Сам Жуковский принимал во всем самое деятельное участие. Они начали собираться то в квартирах друг у друга, то в самых неподходящих местах – сиденье в колясках и партерах по двое и по трое также именовалось собранием. Они важничали и корчили из себя старых вельмож, совсем как в "Беседе". Они то и дело говорили друг другу "ваше превосходительство". А по вечерам заседали в красных колпаках – "Беседа" звала их якобинцами за каждый перевод с французского. Писались длиннейшие и презабавные протоколы. Завелся, как всегда, секретарь – не кто иной, как сам Жуковский. Протоколы писались штилем дьячков. Самые месяцы были переименованы и пересочинены по-славянски. Календарь изменился. Январь был теперь у них Просинец, февраль – Лютый и Сечень, март – Вресень, апрель – Березозол. Собственные имена и фамилии показались им скучны. Они взяли баллады Жуковского и стали переименовывать себя по его героям и по всему, что придется: Рейн, черный вран, дымная печурка, о которых говорилось в стихах, – все пригодилось. Теперь они прозвали его Сверчком, и он был истым арзамасцем.
Карамзин внимательно смотрел на Александра Пушкина – отныне Сверчка. Он уважал и ценил этот возраст, когда радость так переполняет все существо, что губы прыгают перед тем, как засмеяться.
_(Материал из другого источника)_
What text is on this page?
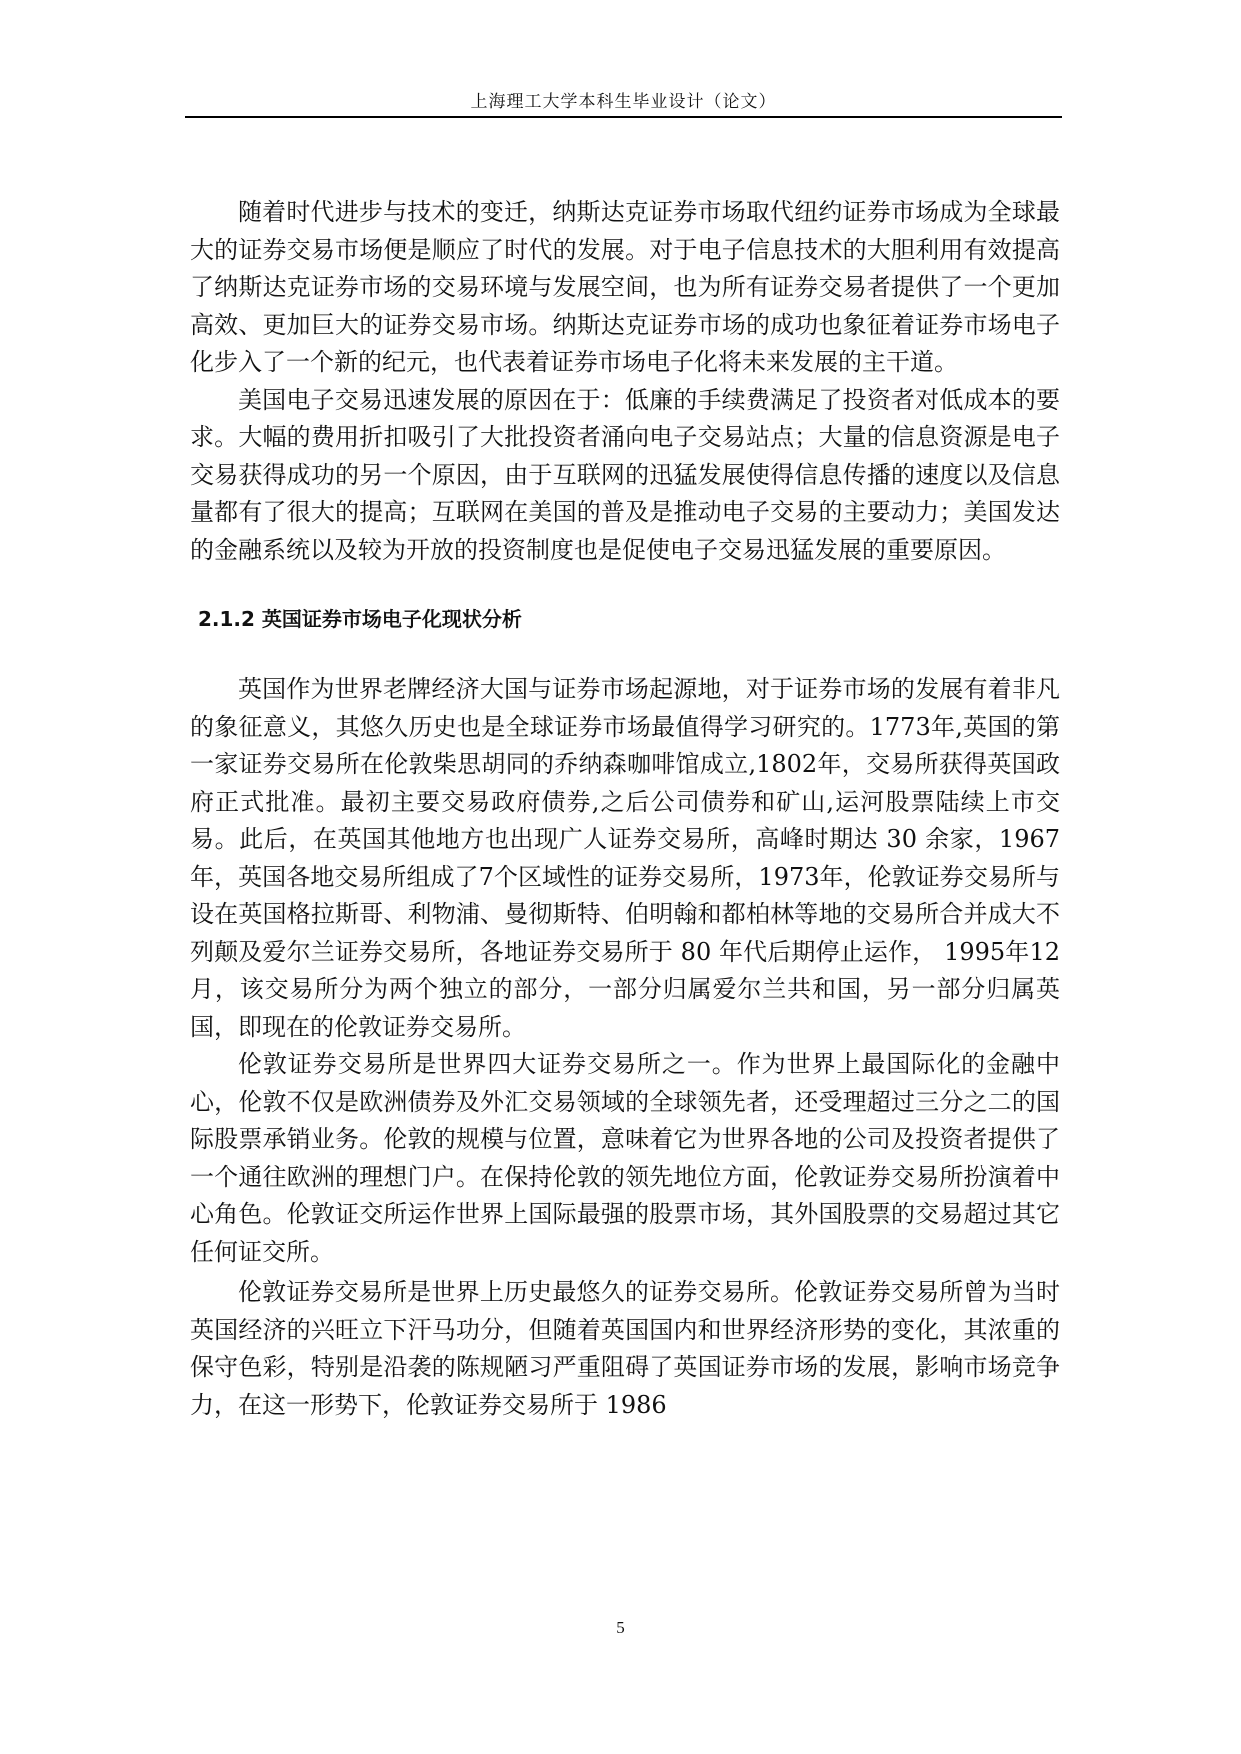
上海理工大学本科生毕业设计（论文）

随着时代进步与技术的变迁，纳斯达克证券市场取代纽约证券市场成为全球最大的证券交易市场便是顺应了时代的发展。对于电子信息技术的大胆利用有效提高了纳斯达克证券市场的交易环境与发展空间，也为所有证券交易者提供了一个更加高效、更加巨大的证券交易市场。纳斯达克证券市场的成功也象征着证券市场电子化步入了一个新的纪元，也代表着证券市场电子化将未来发展的主干道。

美国电子交易迅速发展的原因在于：低廉的手续费满足了投资者对低成本的要求。大幅的费用折扣吸引了大批投资者涌向电子交易站点；大量的信息资源是电子交易获得成功的另一个原因，由于互联网的迅猛发展使得信息传播的速度以及信息量都有了很大的提高；互联网在美国的普及是推动电子交易的主要动力；美国发达的金融系统以及较为开放的投资制度也是促使电子交易迅猛发展的重要原因。

2.1.2 英国证券市场电子化现状分析

英国作为世界老牌经济大国与证券市场起源地，对于证券市场的发展有着非凡的象征意义，其悠久历史也是全球证券市场最值得学习研究的。1773年,英国的第一家证券交易所在伦敦柴思胡同的乔纳森咖啡馆成立,1802年，交易所获得英国政府正式批准。最初主要交易政府债券,之后公司债券和矿山,运河股票陆续上市交易。此后，在英国其他地方也出现广人证券交易所，高峰时期达 30 余家，1967年，英国各地交易所组成了7个区域性的证券交易所，1973年，伦敦证券交易所与设在英国格拉斯哥、利物浦、曼彻斯特、伯明翰和都柏林等地的交易所合并成大不列颠及爱尔兰证券交易所，各地证券交易所于 80 年代后期停止运作， 1995年12月，该交易所分为两个独立的部分，一部分归属爱尔兰共和国，另一部分归属英国，即现在的伦敦证券交易所。

伦敦证券交易所是世界四大证券交易所之一。作为世界上最国际化的金融中心，伦敦不仅是欧洲债券及外汇交易领域的全球领先者，还受理超过三分之二的国际股票承销业务。伦敦的规模与位置，意味着它为世界各地的公司及投资者提供了一个通往欧洲的理想门户。在保持伦敦的领先地位方面，伦敦证券交易所扮演着中心角色。伦敦证交所运作世界上国际最强的股票市场，其外国股票的交易超过其它任何证交所。

伦敦证券交易所是世界上历史最悠久的证券交易所。伦敦证券交易所曾为当时英国经济的兴旺立下汗马功分，但随着英国国内和世界经济形势的变化，其浓重的保守色彩，特别是沿袭的陈规陋习严重阻碍了英国证券市场的发展，影响市场竞争力，在这一形势下，伦敦证券交易所于 1986

5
Улыбка его была, впрочем, грустная.
Вяземский, подняв палец, как уездный секретарь, читающий статью закона, привел текст:
Слово "пыхнул" он произнес с особым выражением, по-арзамасски.
– У нас, друг мой, у всех теперь такие имена, – сказал Василий Львович торопливо. – Вот Вяземского зовут Асмодеем, Батюшкова – Ахиллом – это больше по росту; ты ведь с ним виделся – он маленький… Меня тоже прозвали: Вот.
Александр переспросил. Дядюшкино имя было ни на что не похоже.
– Вот, – повторил дядя неохотно, – вот и все.
– Не вот и все, а Вот, – поправил Вяземский.
– Я и говорю: Вот, – сказал дядя с неудовольствием.
Конечно, все было смешно: и Ахилл и Сверчок, но Вот было совершенно ни с чем не сообразно.
– Там есть у Жуковского такие стихи, друг мой, – пояснил дядя, внезапно омрачась: – Вот красавица одна… вот легохонько замком кто-то стукнул, и прочее. В конце концов, не все ли равно? Вот так Вот.
Он был явно недоволен своим именем.
– Дашков – Чу, а я Вот, – сказал он потом, повеселев.
– А Тургенев – Две Огромные Руки, вот как. Дядя слишком был занят своим именем. Вяземский сказал Александру, уже не шутя:
– "Беседа" одна конюшня, а если члены ее выходят за конюшню, так цугом или четверкой заложены вместе. Почему же только дуракам можно быть вместе? Вот и мы заживем по-братски – душа в душу и рука в руку. Когда вы кончаете лицей? Мы собираемся по четвергам.
Потом он спросил его серьезно, и хохолок встал на затылке, читал ли он новую балладу Жуковского и критику на него Блудова. Критика очень замечательна.
Карамзин спросил Александра, не сыро ли в Царском Селе, особенно в Китайской Деревне, потому что он собирается сюда всею семьею на лето. Это была еще новость, он только вчера окончательно надумал, и теперь по пути в Москву они остановились осмотреть его домик.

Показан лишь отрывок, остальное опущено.